- The Washington Times - Tuesday, November 7, 2017

Iraqi Vice President Osama al-Nujaifi, the top government official representing the country’s Sunni minority, on Tuesday denied claims that Baghdad is pressing the Trump administration to directly arm and train the country’s Sunni militias to counter the growing influence of Iranian-backed Shia paramilitaries.

Speaking to reporters after a speech at the Washington-based U.S. Institute for Peace, Osama al-Nujaifi said he had not come to lobby the U.S. government for military support on behalf of Iraq’s Sunni armed groups.

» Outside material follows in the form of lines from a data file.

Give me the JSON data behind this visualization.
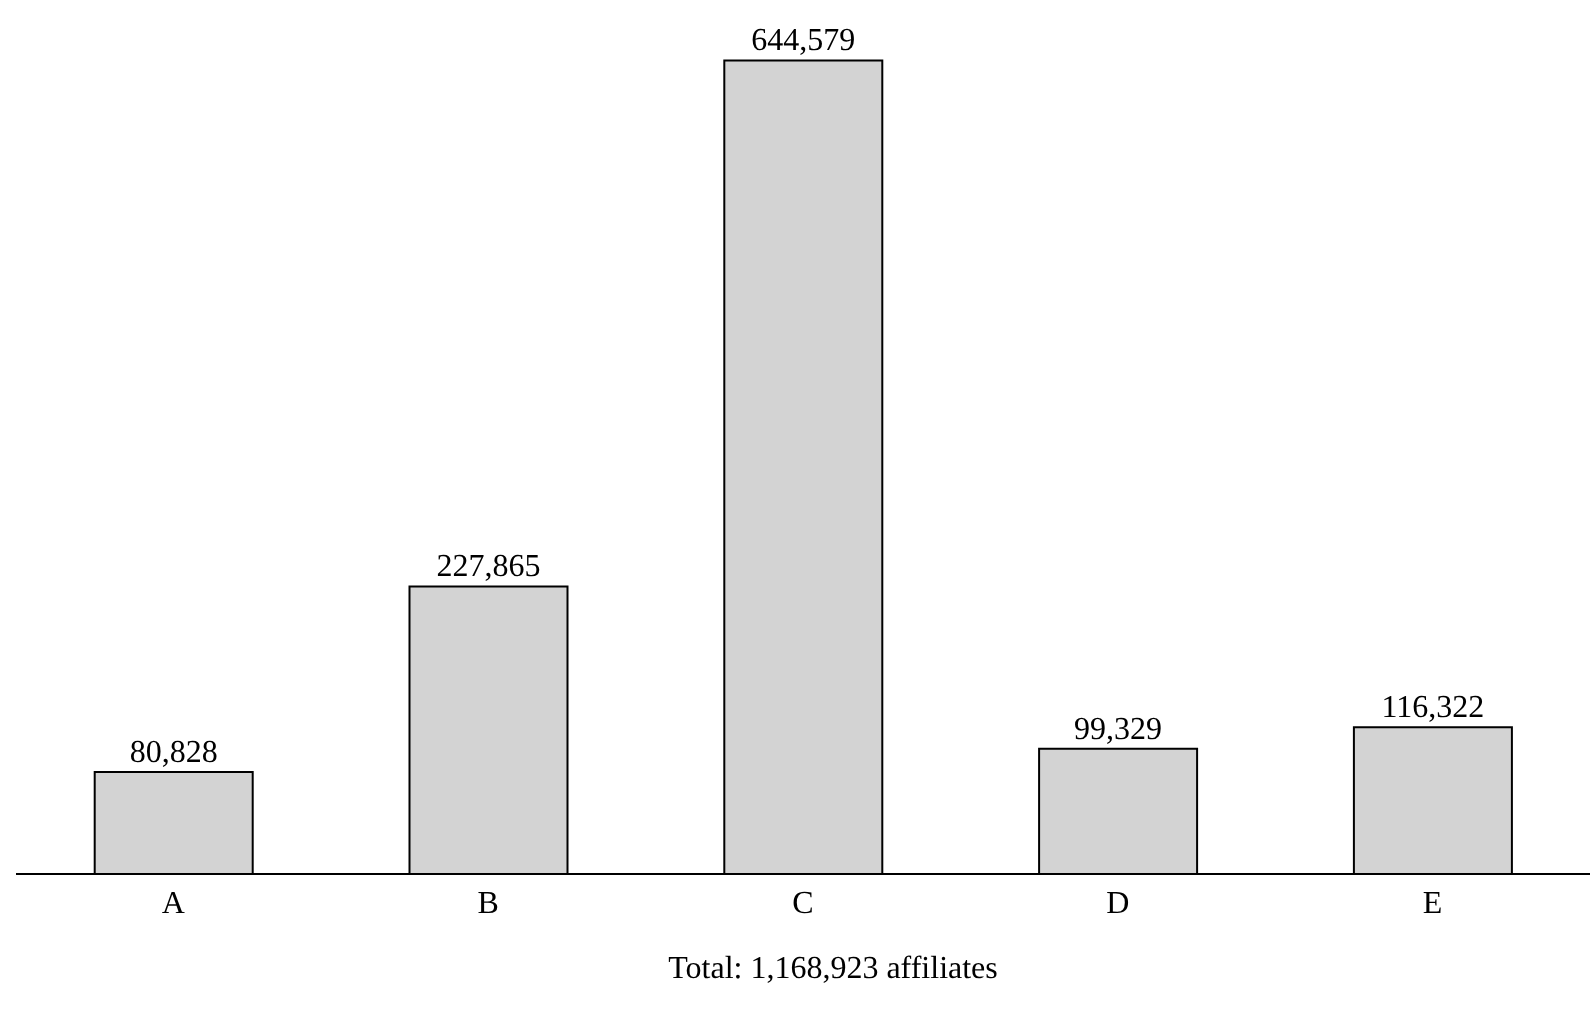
{
  "chart_data": {
    "type": "bar",
    "categories": [
      "A",
      "B",
      "C",
      "D",
      "E"
    ],
    "values": [
      80828,
      227865,
      644579,
      99329,
      116322
    ],
    "color": "#d3d3d3",
    "value_labels": [
      "80,828",
      "227,865",
      "644,579",
      "99,329",
      "116,322"
    ],
    "annotations": [
      "Total: 1,168,923 affiliates"
    ],
    "grid": false,
    "legend": false
  }
}
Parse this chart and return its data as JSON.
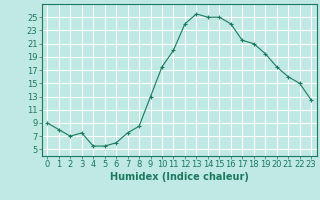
{
  "x": [
    0,
    1,
    2,
    3,
    4,
    5,
    6,
    7,
    8,
    9,
    10,
    11,
    12,
    13,
    14,
    15,
    16,
    17,
    18,
    19,
    20,
    21,
    22,
    23
  ],
  "y": [
    9,
    8,
    7,
    7.5,
    5.5,
    5.5,
    6,
    7.5,
    8.5,
    13,
    17.5,
    20,
    24,
    25.5,
    25,
    25,
    24,
    21.5,
    21,
    19.5,
    17.5,
    16,
    15,
    12.5
  ],
  "line_color": "#1a7a5e",
  "marker": "+",
  "bg_color": "#c0e8e4",
  "grid_color": "#ffffff",
  "xlabel": "Humidex (Indice chaleur)",
  "xlabel_fontsize": 7,
  "tick_fontsize": 6,
  "ylim": [
    4,
    27
  ],
  "xlim": [
    -0.5,
    23.5
  ],
  "yticks": [
    5,
    7,
    9,
    11,
    13,
    15,
    17,
    19,
    21,
    23,
    25
  ],
  "xticks": [
    0,
    1,
    2,
    3,
    4,
    5,
    6,
    7,
    8,
    9,
    10,
    11,
    12,
    13,
    14,
    15,
    16,
    17,
    18,
    19,
    20,
    21,
    22,
    23
  ]
}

But he also said in his address that the growing firepower of Iranian-backed Shiite militias looms as the nation’s most pressing future security threat now that Islamic State has been pushed out of Mosul, Tal Afar and other cities it held in the north.

The Iranian-backed forces “have gained a lot of power, and maybe they can pose more problems,” Mr. al-Nujaifi said.

In meetings with senior State Department and administration officials earlier this week, Mr. al-Nujaifi said he suggested continued American military support for local and tribal groups in the embattled Nineveh province of northern Iraq.

Nineveh is one of Iraq’s most ethnically complex provinces, where Iraqi Sunni, Shias, Kurds, Turkmen, Assyrians and Christians call home. Mosul is located there, and was only liberated from Islamic State control by government forces backed by American air power in July.

The Shia paramilitaries were largely sidelined in the fight for Mosul over reports the militias participated in extrajudicial killings during previous anti-Islamic State offensives in largely Sunni Fallujah and Anbar provinces. The militias, trained and equipped by units from the Iranian Revolutionary Guards Corps and its elite Quds Force units, were seen by coalition officials as part of an overt effort by Iran to expand its influence in Iraq, similar to Tehran’s efforts backing government forces in neighboring Syria.

The decision by Iraqi Prime Minister Haider al-Abadi to deploy the Shia militias and put them under the Iraqi military’s chain of command, using them to devastating effect in offensives against Islamic State in Tal Afar and Hawija, has only strengthened Tehran’s hand in Iraq, analysts say.

On Tuesday Mr. al-Nujaifi minced no words on where the alliances of the majority of the Shia militias lie. “Some have no problems, [but] some have affiliations and loyalty” to Iran and not the central government in Baghdad.

“They have their own political aspirations, their own [political] agendas,” he said.

Mr. al-Nujaifi said his discussions with U.S. officials this week centered on the long-term U.S. military role in Iraq after Islamic State is fully driven from the country. American forces “shall stay for some time” in Iraq, he said, noting the fragile security situation in a post-Islamic State Iraq will require a long-term investment. Who will be the main beneficiaries of that military support, specifically in terms of weapons and training, is still being debated in Baghdad and Washington, he added.

The Iraqi vice president’s remarks Tuesday run counter to reports that his delegation specifically called for U.S. forces to put their weight behind the Sunni militias in Iraq. In an interview with The Associated Press, he said Washington should undertake a military adviser program akin to the “Sunni Awakening” effort during the Iraq War under President George W. Bush.

The program, in which American commanders targeted millions of dollars in discretionary funds to buy the support of Sunni militias to battle the Shia insurgency, is considered one of the major turning points of the Iraq war.